We live in a nativist age in our country, a time when many people lack the ability to look at immigrants as fellow human beings. We look at immigrants as illegal aliens, permanent residents, nonresident aliens, enemy noncombatants. This is the way we have looked at the nearly twenty thousand minors have been deported across the Arizona border in the last year - and the way we have looked at the South Asian and Muslim Americans who have been shackled in detention centers, or simply lost the free exercise of religion. This is why at the Asian American Writers’ Workshop, the literary arts nonprofit at which I serve as Executive Director, we seek to provide a home for stories by immigrants and children of immigrants.

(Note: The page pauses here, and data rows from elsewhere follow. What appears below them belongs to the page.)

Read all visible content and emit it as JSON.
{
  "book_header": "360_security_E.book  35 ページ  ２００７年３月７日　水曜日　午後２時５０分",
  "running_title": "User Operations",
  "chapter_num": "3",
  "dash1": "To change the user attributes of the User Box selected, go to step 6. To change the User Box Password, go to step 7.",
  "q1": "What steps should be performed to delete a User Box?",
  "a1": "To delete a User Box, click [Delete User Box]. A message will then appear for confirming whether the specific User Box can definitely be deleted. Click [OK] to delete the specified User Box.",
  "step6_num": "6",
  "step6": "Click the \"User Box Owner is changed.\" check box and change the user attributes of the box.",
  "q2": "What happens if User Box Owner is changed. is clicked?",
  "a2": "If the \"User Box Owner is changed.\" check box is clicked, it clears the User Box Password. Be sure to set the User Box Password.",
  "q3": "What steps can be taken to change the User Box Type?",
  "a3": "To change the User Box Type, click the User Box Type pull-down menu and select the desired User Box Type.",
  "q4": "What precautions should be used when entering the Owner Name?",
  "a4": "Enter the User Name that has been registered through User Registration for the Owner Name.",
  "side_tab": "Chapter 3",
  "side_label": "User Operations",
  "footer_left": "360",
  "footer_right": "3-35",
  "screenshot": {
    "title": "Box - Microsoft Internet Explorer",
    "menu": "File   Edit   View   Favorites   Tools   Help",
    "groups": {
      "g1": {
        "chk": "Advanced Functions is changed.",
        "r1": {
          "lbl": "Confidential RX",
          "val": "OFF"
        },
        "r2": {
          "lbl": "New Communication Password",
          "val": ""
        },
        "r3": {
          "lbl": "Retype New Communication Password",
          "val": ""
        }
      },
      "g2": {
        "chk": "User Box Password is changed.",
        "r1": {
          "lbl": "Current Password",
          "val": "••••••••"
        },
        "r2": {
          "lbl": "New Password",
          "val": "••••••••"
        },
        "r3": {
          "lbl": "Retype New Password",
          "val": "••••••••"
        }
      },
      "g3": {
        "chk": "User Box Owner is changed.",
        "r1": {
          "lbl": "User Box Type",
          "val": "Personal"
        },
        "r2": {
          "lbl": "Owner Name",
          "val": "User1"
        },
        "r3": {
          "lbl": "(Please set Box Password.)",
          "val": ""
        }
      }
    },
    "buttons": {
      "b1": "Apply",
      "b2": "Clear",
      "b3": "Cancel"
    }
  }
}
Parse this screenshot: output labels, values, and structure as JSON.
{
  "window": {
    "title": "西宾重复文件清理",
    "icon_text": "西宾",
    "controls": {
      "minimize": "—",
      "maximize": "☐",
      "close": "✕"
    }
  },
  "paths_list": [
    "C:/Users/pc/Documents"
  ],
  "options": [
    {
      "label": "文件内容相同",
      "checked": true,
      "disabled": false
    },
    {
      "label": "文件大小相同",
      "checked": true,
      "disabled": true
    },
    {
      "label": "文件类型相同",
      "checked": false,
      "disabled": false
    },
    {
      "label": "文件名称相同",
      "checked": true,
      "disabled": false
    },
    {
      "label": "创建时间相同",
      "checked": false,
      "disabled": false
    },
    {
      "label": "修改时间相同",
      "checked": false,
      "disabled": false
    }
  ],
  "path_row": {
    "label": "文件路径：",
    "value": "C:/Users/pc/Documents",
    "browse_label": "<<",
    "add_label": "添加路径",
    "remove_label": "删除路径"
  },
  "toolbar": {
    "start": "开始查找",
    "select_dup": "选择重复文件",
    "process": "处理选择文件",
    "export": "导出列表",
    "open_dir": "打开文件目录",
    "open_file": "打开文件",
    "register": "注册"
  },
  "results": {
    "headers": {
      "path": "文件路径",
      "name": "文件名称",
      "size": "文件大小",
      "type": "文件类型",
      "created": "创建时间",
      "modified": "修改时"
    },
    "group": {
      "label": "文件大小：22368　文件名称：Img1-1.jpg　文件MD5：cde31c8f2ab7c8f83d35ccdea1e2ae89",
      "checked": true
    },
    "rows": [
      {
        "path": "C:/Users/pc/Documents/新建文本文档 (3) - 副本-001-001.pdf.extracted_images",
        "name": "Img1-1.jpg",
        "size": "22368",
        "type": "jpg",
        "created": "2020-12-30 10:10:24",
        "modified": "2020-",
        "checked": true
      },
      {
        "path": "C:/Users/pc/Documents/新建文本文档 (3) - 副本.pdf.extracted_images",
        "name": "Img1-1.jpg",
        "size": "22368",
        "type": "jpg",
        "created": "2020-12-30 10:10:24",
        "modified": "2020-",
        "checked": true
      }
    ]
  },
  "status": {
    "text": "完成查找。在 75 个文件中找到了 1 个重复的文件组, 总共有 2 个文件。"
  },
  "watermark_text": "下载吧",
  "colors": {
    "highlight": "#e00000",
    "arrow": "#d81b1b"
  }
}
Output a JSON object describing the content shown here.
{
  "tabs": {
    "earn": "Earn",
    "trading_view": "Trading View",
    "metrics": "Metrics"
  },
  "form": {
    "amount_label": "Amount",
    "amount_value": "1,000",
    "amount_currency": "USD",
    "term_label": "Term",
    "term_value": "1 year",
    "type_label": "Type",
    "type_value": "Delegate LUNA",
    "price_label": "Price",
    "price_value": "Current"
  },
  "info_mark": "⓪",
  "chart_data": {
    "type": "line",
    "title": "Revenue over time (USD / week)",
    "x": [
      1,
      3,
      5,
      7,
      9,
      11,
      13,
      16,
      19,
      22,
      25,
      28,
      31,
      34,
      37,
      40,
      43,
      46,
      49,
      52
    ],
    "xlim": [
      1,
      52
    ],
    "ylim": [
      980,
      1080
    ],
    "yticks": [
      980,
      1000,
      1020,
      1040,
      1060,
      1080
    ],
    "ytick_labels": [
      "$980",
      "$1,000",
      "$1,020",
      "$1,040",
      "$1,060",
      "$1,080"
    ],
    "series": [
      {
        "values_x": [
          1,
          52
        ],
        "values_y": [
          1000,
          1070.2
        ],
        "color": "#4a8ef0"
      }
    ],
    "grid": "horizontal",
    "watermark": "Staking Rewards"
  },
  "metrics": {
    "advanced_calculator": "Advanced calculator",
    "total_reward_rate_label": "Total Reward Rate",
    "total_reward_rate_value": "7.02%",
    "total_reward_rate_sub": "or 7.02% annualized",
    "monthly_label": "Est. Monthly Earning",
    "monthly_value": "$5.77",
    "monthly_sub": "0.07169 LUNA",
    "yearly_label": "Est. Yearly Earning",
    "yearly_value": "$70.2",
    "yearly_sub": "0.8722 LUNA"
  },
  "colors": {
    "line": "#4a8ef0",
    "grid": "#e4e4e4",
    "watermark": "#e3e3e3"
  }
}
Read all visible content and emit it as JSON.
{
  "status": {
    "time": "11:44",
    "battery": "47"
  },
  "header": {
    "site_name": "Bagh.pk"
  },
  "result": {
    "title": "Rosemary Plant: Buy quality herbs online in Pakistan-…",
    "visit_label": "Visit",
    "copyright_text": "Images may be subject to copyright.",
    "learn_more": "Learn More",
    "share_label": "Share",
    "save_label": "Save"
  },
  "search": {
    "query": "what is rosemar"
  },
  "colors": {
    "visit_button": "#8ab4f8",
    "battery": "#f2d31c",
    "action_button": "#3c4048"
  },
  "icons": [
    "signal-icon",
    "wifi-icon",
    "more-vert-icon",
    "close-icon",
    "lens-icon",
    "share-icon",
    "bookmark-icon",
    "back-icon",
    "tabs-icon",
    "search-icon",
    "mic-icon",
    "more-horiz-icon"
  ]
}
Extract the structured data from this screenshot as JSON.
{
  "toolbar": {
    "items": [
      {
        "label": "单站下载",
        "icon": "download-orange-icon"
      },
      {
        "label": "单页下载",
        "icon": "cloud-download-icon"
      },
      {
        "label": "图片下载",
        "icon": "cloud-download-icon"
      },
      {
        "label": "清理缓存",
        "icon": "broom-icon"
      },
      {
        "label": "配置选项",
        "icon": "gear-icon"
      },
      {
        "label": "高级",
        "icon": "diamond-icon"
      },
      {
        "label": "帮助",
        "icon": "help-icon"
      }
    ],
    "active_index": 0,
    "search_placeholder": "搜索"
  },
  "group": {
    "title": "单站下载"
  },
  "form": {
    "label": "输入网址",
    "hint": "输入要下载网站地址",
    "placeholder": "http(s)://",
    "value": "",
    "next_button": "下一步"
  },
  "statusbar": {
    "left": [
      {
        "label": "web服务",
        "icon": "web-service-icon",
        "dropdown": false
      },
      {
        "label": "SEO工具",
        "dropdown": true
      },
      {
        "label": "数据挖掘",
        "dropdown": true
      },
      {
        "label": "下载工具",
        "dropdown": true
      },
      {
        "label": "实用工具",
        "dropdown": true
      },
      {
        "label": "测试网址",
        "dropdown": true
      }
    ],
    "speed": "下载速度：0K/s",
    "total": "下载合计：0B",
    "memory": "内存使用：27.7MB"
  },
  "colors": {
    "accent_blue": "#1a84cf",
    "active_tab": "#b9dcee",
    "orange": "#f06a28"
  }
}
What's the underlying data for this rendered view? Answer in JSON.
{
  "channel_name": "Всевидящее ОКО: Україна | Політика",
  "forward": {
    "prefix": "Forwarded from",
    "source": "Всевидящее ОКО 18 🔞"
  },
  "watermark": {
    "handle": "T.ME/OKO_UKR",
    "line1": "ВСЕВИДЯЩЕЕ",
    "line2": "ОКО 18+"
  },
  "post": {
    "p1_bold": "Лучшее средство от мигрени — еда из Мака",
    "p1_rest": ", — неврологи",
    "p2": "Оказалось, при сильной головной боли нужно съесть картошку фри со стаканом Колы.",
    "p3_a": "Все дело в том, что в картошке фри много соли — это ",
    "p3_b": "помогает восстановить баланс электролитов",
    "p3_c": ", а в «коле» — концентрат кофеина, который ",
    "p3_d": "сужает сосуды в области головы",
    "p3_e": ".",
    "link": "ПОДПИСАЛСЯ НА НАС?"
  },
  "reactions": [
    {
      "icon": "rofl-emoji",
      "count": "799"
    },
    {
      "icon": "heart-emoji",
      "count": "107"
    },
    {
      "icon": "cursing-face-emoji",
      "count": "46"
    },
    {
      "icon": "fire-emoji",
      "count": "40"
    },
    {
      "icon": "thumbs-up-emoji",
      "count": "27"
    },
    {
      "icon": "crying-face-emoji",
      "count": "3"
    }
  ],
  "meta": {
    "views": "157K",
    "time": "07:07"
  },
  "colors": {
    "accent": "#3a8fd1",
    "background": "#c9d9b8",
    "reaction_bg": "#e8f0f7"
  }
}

We believe the intended audience for literature by immigrants is not just the immigrant himself, but the rest of America, which we hope to show that immigrants are not merely tired, poor, and huddled masses. In our political climate, it is a radical act of empathy to view immigrants as fellow humans, people who possess mothers and fathers, as well eclectic cousins and crazed stepparents. We hope to do something more - not merely look at them as individuals, but as writers and intellectuals, our entrepreneurs in culture and perception. And so I would like to thank Jan and Marica Vilcek and the Vilcek Foundation for this special night, when we can honor a deserving writer and scientist and honor the immigrant’s fundamental act of invention.